1. ## Domain.

Can someone please show me how to work out the domain for this function?

$\frac{2}{3} \sqrt{36-p^2}$

I know the answer is 0 < x < 4
But just can't worked out how they got to that.

Any help is appreciated!

2. Originally Posted by el123
Can someone please show me how to work out the domain for this function?

$\frac{2}{3} \sqrt{36-p^2}$

I know the answer is 0 < x < 4
But just can't worked out how they got to that.

Any help is appreciated!
The domain for this function comes from the square root expression involved. If the function is a real function, then the argument of a square root can never be negative.

So what you are searching for, really, is the values of p for which $36 - p^2 \geq 0$.

You can find these values by solving that inequality.

You have your answer wrong though. The domain is $-6 \leq p \leq 6$

3. Do you mean 0 < p < 4? (there isn't an x in the term)

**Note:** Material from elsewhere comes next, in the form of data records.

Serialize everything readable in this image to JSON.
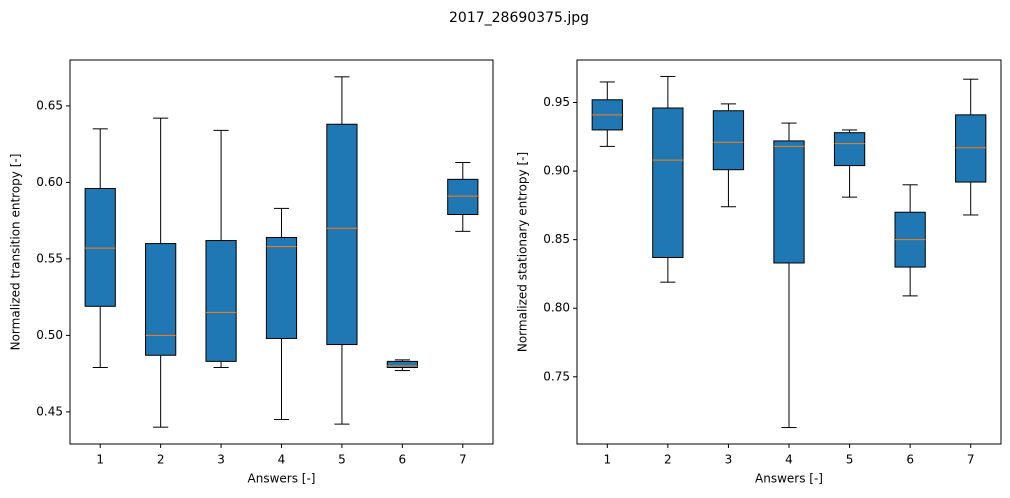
{
  "title": "2017_28690375.jpg",
  "chart_data": [
    {
      "type": "box",
      "xlabel": "Answers [-]",
      "ylabel": "Normalized transition entropy [-]",
      "categories": [
        "1",
        "2",
        "3",
        "4",
        "5",
        "6",
        "7"
      ],
      "box_color": "#1f77b4",
      "median_color": "#ff7f0e",
      "ylim": [
        0.429,
        0.68
      ],
      "yticks": [
        0.45,
        0.5,
        0.55,
        0.6,
        0.65
      ],
      "yticks_labels": [
        "0.45",
        "0.50",
        "0.55",
        "0.60",
        "0.65"
      ],
      "boxes": [
        {
          "whislo": 0.479,
          "q1": 0.519,
          "med": 0.557,
          "q3": 0.596,
          "whishi": 0.635
        },
        {
          "whislo": 0.44,
          "q1": 0.487,
          "med": 0.5,
          "q3": 0.56,
          "whishi": 0.642
        },
        {
          "whislo": 0.479,
          "q1": 0.483,
          "med": 0.515,
          "q3": 0.562,
          "whishi": 0.634
        },
        {
          "whislo": 0.445,
          "q1": 0.498,
          "med": 0.558,
          "q3": 0.564,
          "whishi": 0.583
        },
        {
          "whislo": 0.442,
          "q1": 0.494,
          "med": 0.57,
          "q3": 0.638,
          "whishi": 0.669
        },
        {
          "whislo": 0.477,
          "q1": 0.479,
          "med": 0.48,
          "q3": 0.483,
          "whishi": 0.484
        },
        {
          "whislo": 0.568,
          "q1": 0.579,
          "med": 0.591,
          "q3": 0.602,
          "whishi": 0.613
        }
      ]
    },
    {
      "type": "box",
      "xlabel": "Answers [-]",
      "ylabel": "Normalized stationary entropy [-]",
      "categories": [
        "1",
        "2",
        "3",
        "4",
        "5",
        "6",
        "7"
      ],
      "box_color": "#1f77b4",
      "median_color": "#ff7f0e",
      "ylim": [
        0.701,
        0.981
      ],
      "yticks": [
        0.75,
        0.8,
        0.85,
        0.9,
        0.95
      ],
      "yticks_labels": [
        "0.75",
        "0.80",
        "0.85",
        "0.90",
        "0.95"
      ],
      "boxes": [
        {
          "whislo": 0.918,
          "q1": 0.93,
          "med": 0.941,
          "q3": 0.952,
          "whishi": 0.965
        },
        {
          "whislo": 0.819,
          "q1": 0.837,
          "med": 0.908,
          "q3": 0.946,
          "whishi": 0.969
        },
        {
          "whislo": 0.874,
          "q1": 0.901,
          "med": 0.921,
          "q3": 0.944,
          "whishi": 0.949
        },
        {
          "whislo": 0.713,
          "q1": 0.833,
          "med": 0.918,
          "q3": 0.922,
          "whishi": 0.935
        },
        {
          "whislo": 0.881,
          "q1": 0.904,
          "med": 0.92,
          "q3": 0.928,
          "whishi": 0.93
        },
        {
          "whislo": 0.809,
          "q1": 0.83,
          "med": 0.85,
          "q3": 0.87,
          "whishi": 0.89
        },
        {
          "whislo": 0.868,
          "q1": 0.892,
          "med": 0.917,
          "q3": 0.941,
          "whishi": 0.967
        }
      ]
    }
  ]
}
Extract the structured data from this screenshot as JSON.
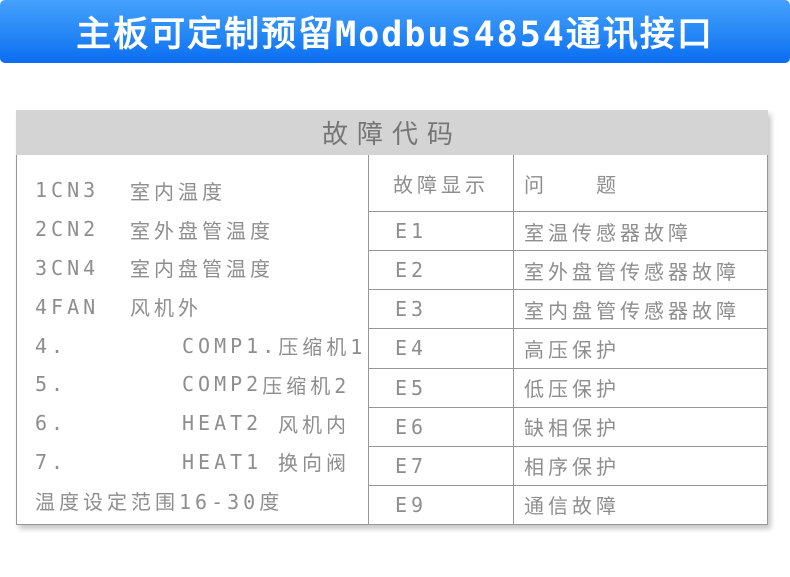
{
  "banner": {
    "title": "主板可定制预留Modbus4854通讯接口"
  },
  "panel": {
    "title": "故障代码",
    "left_rows": [
      {
        "c1": "1CN3",
        "c2": "室内温度",
        "c3": ""
      },
      {
        "c1": "2CN2",
        "c2": "室外盘管温度",
        "c3": ""
      },
      {
        "c1": "3CN4",
        "c2": "室内盘管温度",
        "c3": ""
      },
      {
        "c1": "4FAN",
        "c2": " 风机外",
        "c3": ""
      },
      {
        "c1": "4.",
        "c2": "COMP1.",
        "c3": "压缩机1"
      },
      {
        "c1": "5.",
        "c2": "COMP2",
        "c3": "压缩机2"
      },
      {
        "c1": "6.",
        "c2": "HEAT2",
        "c3": "风机内"
      },
      {
        "c1": "7.",
        "c2": "HEAT1",
        "c3": "换向阀"
      },
      {
        "c1": "温度设定范围16-30度",
        "c2": "",
        "c3": ""
      }
    ],
    "fault_table": {
      "headers": [
        "故障显示",
        "问   题"
      ],
      "rows": [
        [
          "E1",
          "室温传感器故障"
        ],
        [
          "E2",
          "室外盘管传感器故障"
        ],
        [
          "E3",
          "室内盘管传感器故障"
        ],
        [
          "E4",
          "高压保护"
        ],
        [
          "E5",
          "低压保护"
        ],
        [
          "E6",
          "缺相保护"
        ],
        [
          "E7",
          "相序保护"
        ],
        [
          "E9",
          "通信故障"
        ]
      ]
    }
  },
  "colors": {
    "banner_top": "#45a1fc",
    "banner_mid": "#2b8cf7",
    "banner_bottom": "#0b6df1",
    "bar_bg": "#d4d4d4",
    "bar_text": "#767676",
    "text": "#8e8e8e",
    "border": "#979797"
  }
}
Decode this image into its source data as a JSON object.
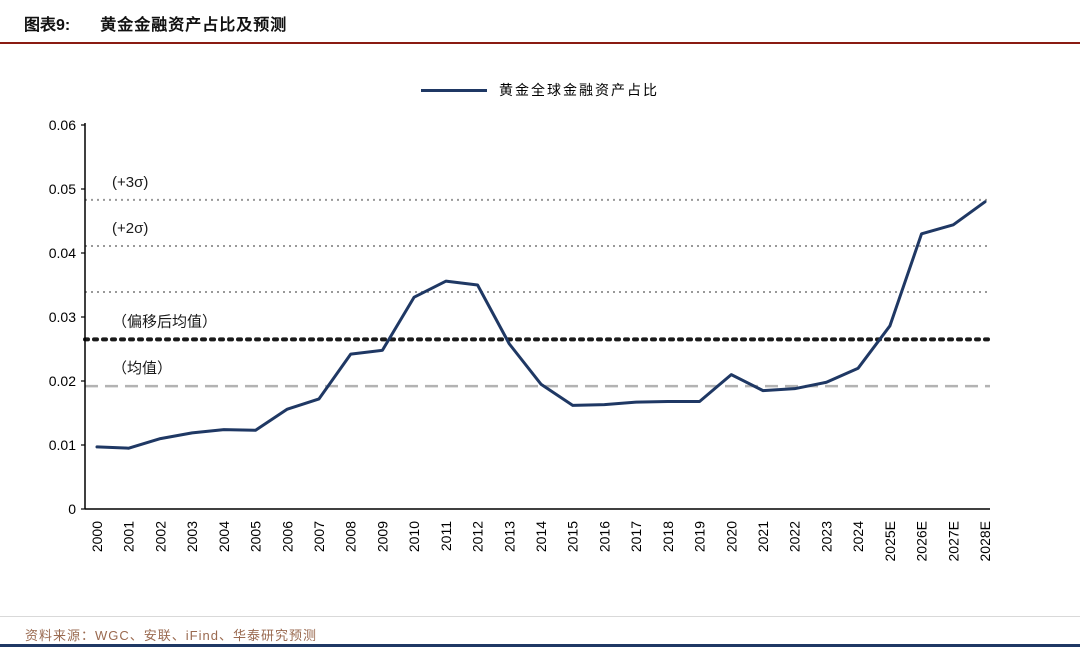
{
  "header": {
    "label": "图表9:",
    "title": "黄金金融资产占比及预测"
  },
  "footer": {
    "source": "资料来源：WGC、安联、iFind、华泰研究预测"
  },
  "colors": {
    "series_line": "#1f3864",
    "title_rule": "#8a1b12",
    "ref_dotted_gray": "#999999",
    "mean_dashed_gray": "#b3b3b3",
    "shifted_mean_black": "#1a1a1a",
    "axis": "#000000",
    "footer_text": "#9a6a50"
  },
  "chart_data": {
    "type": "line",
    "title": "黄金金融资产占比及预测",
    "legend_position": "top-center",
    "grid": false,
    "x": [
      "2000",
      "2001",
      "2002",
      "2003",
      "2004",
      "2005",
      "2006",
      "2007",
      "2008",
      "2009",
      "2010",
      "2011",
      "2012",
      "2013",
      "2014",
      "2015",
      "2016",
      "2017",
      "2018",
      "2019",
      "2020",
      "2021",
      "2022",
      "2023",
      "2024",
      "2025E",
      "2026E",
      "2027E",
      "2028E"
    ],
    "series": [
      {
        "name": "黄金全球金融资产占比",
        "values": [
          0.0097,
          0.0095,
          0.011,
          0.0119,
          0.0124,
          0.0123,
          0.0156,
          0.0172,
          0.0242,
          0.0248,
          0.0331,
          0.0356,
          0.035,
          0.0258,
          0.0195,
          0.0162,
          0.0163,
          0.0167,
          0.0168,
          0.0168,
          0.021,
          0.0185,
          0.0188,
          0.0198,
          0.022,
          0.0286,
          0.043,
          0.0444,
          0.048
        ]
      }
    ],
    "ylim": [
      0,
      0.06
    ],
    "yticks": [
      0,
      0.01,
      0.02,
      0.03,
      0.04,
      0.05,
      0.06
    ],
    "ytick_labels": [
      "0",
      "0.01",
      "0.02",
      "0.03",
      "0.04",
      "0.05",
      "0.06"
    ],
    "xlabel": "",
    "ylabel": "",
    "reference_lines": [
      {
        "name": "plus-3-sigma",
        "label": "(+3σ)",
        "value": 0.0483,
        "style": "dotted",
        "color": "#999999"
      },
      {
        "name": "plus-2-sigma",
        "label": "(+2σ)",
        "value": 0.0411,
        "style": "dotted",
        "color": "#999999"
      },
      {
        "name": "plus-1-sigma",
        "label": "",
        "value": 0.0339,
        "style": "dotted",
        "color": "#999999"
      },
      {
        "name": "shifted-mean",
        "label": "（偏移后均值）",
        "value": 0.0265,
        "style": "bold-dotted",
        "color": "#1a1a1a"
      },
      {
        "name": "mean",
        "label": "（均值）",
        "value": 0.0192,
        "style": "dashed",
        "color": "#b3b3b3"
      }
    ]
  }
}
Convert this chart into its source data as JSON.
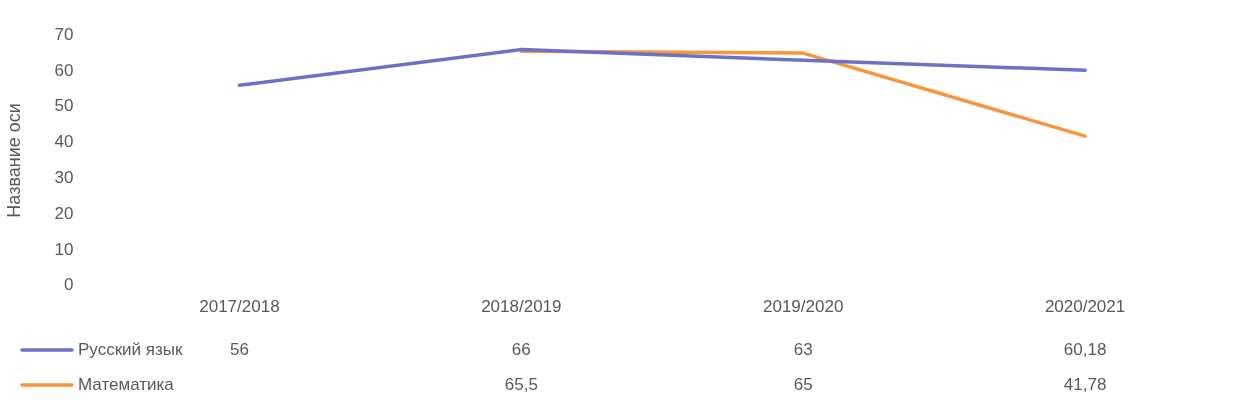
{
  "chart_data": {
    "type": "line",
    "ylabel": "Название оси",
    "categories": [
      "2017/2018",
      "2018/2019",
      "2019/2020",
      "2020/2021"
    ],
    "series": [
      {
        "name": "Русский язык",
        "color": "#6b70c9",
        "values": [
          56,
          66,
          63,
          60.18
        ],
        "value_labels": [
          "56",
          "66",
          "63",
          "60,18"
        ]
      },
      {
        "name": "Математика",
        "color": "#f7963a",
        "values": [
          null,
          65.5,
          65,
          41.78
        ],
        "value_labels": [
          null,
          "65,5",
          "65",
          "41,78"
        ]
      }
    ],
    "ylim": [
      0,
      70
    ],
    "yticks": [
      0,
      10,
      20,
      30,
      40,
      50,
      60,
      70
    ],
    "grid": false,
    "legend": "bottom",
    "marker": "none",
    "line_style": "solid"
  }
}
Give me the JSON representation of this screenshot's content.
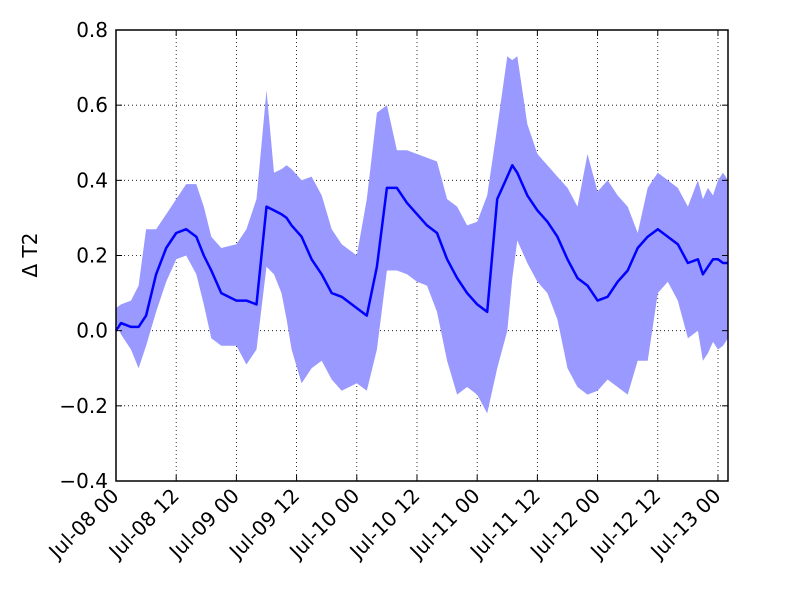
{
  "chart_data": {
    "type": "line",
    "title": "",
    "xlabel": "",
    "ylabel": "Δ T2",
    "ylim": [
      -0.4,
      0.8
    ],
    "yticks": [
      -0.4,
      -0.2,
      0.0,
      0.2,
      0.4,
      0.6,
      0.8
    ],
    "ytick_labels": [
      "−0.4",
      "−0.2",
      "0.0",
      "0.2",
      "0.4",
      "0.6",
      "0.8"
    ],
    "xlim": [
      "2015-07-08 00:00",
      "2015-07-13 02:00"
    ],
    "xticks": [
      "2015-07-08 00:00",
      "2015-07-08 12:00",
      "2015-07-09 00:00",
      "2015-07-09 12:00",
      "2015-07-10 00:00",
      "2015-07-10 12:00",
      "2015-07-11 00:00",
      "2015-07-11 12:00",
      "2015-07-12 00:00",
      "2015-07-12 12:00",
      "2015-07-13 00:00"
    ],
    "xtick_labels": [
      "Jul-08 00",
      "Jul-08 12",
      "Jul-09 00",
      "Jul-09 12",
      "Jul-10 00",
      "Jul-10 12",
      "Jul-11 00",
      "Jul-11 12",
      "Jul-12 00",
      "Jul-12 12",
      "Jul-13 00"
    ],
    "grid": true,
    "colors": {
      "line": "#0000ff",
      "band": "#9999ff"
    },
    "series": [
      {
        "x": [
          "2015-07-08 00:00",
          "2015-07-08 01:00",
          "2015-07-08 03:00",
          "2015-07-08 04:30",
          "2015-07-08 06:00",
          "2015-07-08 08:00",
          "2015-07-08 10:00",
          "2015-07-08 12:00",
          "2015-07-08 14:00",
          "2015-07-08 16:00",
          "2015-07-08 17:30",
          "2015-07-08 19:00",
          "2015-07-08 21:00",
          "2015-07-09 00:00",
          "2015-07-09 02:00",
          "2015-07-09 04:00",
          "2015-07-09 06:00",
          "2015-07-09 07:30",
          "2015-07-09 09:00",
          "2015-07-09 10:00",
          "2015-07-09 11:00",
          "2015-07-09 13:00",
          "2015-07-09 15:00",
          "2015-07-09 17:00",
          "2015-07-09 19:00",
          "2015-07-09 21:00",
          "2015-07-10 00:00",
          "2015-07-10 02:00",
          "2015-07-10 04:00",
          "2015-07-10 06:00",
          "2015-07-10 08:00",
          "2015-07-10 10:00",
          "2015-07-10 12:00",
          "2015-07-10 14:00",
          "2015-07-10 16:00",
          "2015-07-10 18:00",
          "2015-07-10 20:00",
          "2015-07-10 22:00",
          "2015-07-11 00:00",
          "2015-07-11 02:00",
          "2015-07-11 04:00",
          "2015-07-11 06:00",
          "2015-07-11 07:00",
          "2015-07-11 08:00",
          "2015-07-11 10:00",
          "2015-07-11 12:00",
          "2015-07-11 14:00",
          "2015-07-11 16:00",
          "2015-07-11 18:00",
          "2015-07-11 20:00",
          "2015-07-11 22:00",
          "2015-07-12 00:00",
          "2015-07-12 02:00",
          "2015-07-12 04:00",
          "2015-07-12 06:00",
          "2015-07-12 08:00",
          "2015-07-12 10:00",
          "2015-07-12 12:00",
          "2015-07-12 14:00",
          "2015-07-12 16:00",
          "2015-07-12 18:00",
          "2015-07-12 20:00",
          "2015-07-12 21:00",
          "2015-07-12 22:00",
          "2015-07-12 23:00",
          "2015-07-13 00:00",
          "2015-07-13 01:00",
          "2015-07-13 02:00"
        ],
        "values": [
          0.0,
          0.02,
          0.01,
          0.01,
          0.04,
          0.15,
          0.22,
          0.26,
          0.27,
          0.25,
          0.2,
          0.16,
          0.1,
          0.08,
          0.08,
          0.07,
          0.33,
          0.32,
          0.31,
          0.3,
          0.28,
          0.25,
          0.19,
          0.15,
          0.1,
          0.09,
          0.06,
          0.04,
          0.17,
          0.38,
          0.38,
          0.34,
          0.31,
          0.28,
          0.26,
          0.19,
          0.14,
          0.1,
          0.07,
          0.05,
          0.35,
          0.41,
          0.44,
          0.42,
          0.36,
          0.32,
          0.29,
          0.25,
          0.19,
          0.14,
          0.12,
          0.08,
          0.09,
          0.13,
          0.16,
          0.22,
          0.25,
          0.27,
          0.25,
          0.23,
          0.18,
          0.19,
          0.15,
          0.17,
          0.19,
          0.19,
          0.18,
          0.18
        ],
        "lower": [
          0.02,
          -0.01,
          -0.05,
          -0.1,
          -0.04,
          0.05,
          0.13,
          0.19,
          0.2,
          0.15,
          0.07,
          -0.02,
          -0.04,
          -0.04,
          -0.09,
          -0.05,
          0.17,
          0.15,
          0.1,
          0.03,
          -0.05,
          -0.14,
          -0.1,
          -0.08,
          -0.13,
          -0.16,
          -0.14,
          -0.16,
          -0.05,
          0.16,
          0.16,
          0.15,
          0.13,
          0.12,
          0.05,
          -0.08,
          -0.17,
          -0.15,
          -0.17,
          -0.22,
          -0.1,
          0.0,
          0.14,
          0.24,
          0.18,
          0.13,
          0.1,
          0.03,
          -0.1,
          -0.15,
          -0.17,
          -0.16,
          -0.13,
          -0.15,
          -0.17,
          -0.08,
          -0.08,
          0.1,
          0.13,
          0.08,
          -0.02,
          0.0,
          -0.08,
          -0.06,
          -0.03,
          -0.05,
          -0.04,
          -0.02
        ],
        "upper": [
          0.06,
          0.07,
          0.08,
          0.12,
          0.27,
          0.27,
          0.31,
          0.35,
          0.39,
          0.39,
          0.33,
          0.25,
          0.22,
          0.23,
          0.27,
          0.35,
          0.64,
          0.42,
          0.43,
          0.44,
          0.43,
          0.4,
          0.41,
          0.36,
          0.27,
          0.23,
          0.2,
          0.35,
          0.58,
          0.6,
          0.48,
          0.48,
          0.47,
          0.46,
          0.45,
          0.35,
          0.33,
          0.28,
          0.29,
          0.36,
          0.54,
          0.73,
          0.72,
          0.73,
          0.55,
          0.47,
          0.44,
          0.41,
          0.38,
          0.33,
          0.47,
          0.37,
          0.4,
          0.36,
          0.33,
          0.26,
          0.38,
          0.42,
          0.4,
          0.38,
          0.33,
          0.4,
          0.35,
          0.38,
          0.36,
          0.4,
          0.42,
          0.4
        ]
      }
    ]
  }
}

I would think the answer is $|p| <= 6$.

I am assuming the question only wants real numbers? If that is so, then you cannot have a negative number in the radical. So 36 minus any number less than 36 (which will always be positive because of the square) is fine, and 36-36 is fine too, since you can have a square root of zero. But 36 - 37 would be bad, since that would be the square root of a negative number, which is nonreal.

4. and i keep coming up with 0<x<6 but its not the correct answer.

5. Im using an old exam answer sheet. It says the domain is 0<x<4.

I get why it can't be negative. But this answer sheet says thats what the answer is.

6. The answer sheet is wrong. You can simply use a calculator to confirm. Try x = 4, x=5, x=6 and x = 7. If the answer sheet is right, you should get an error for 5, 6, 7. But if you and I are correct, then you should only get an error for 7.

7. Originally Posted by el123
and i keep coming up with 0<x<6 but its not the correct answer.
The correct method and answer was given in post #2. From the subsequent replies it appears no-one read it.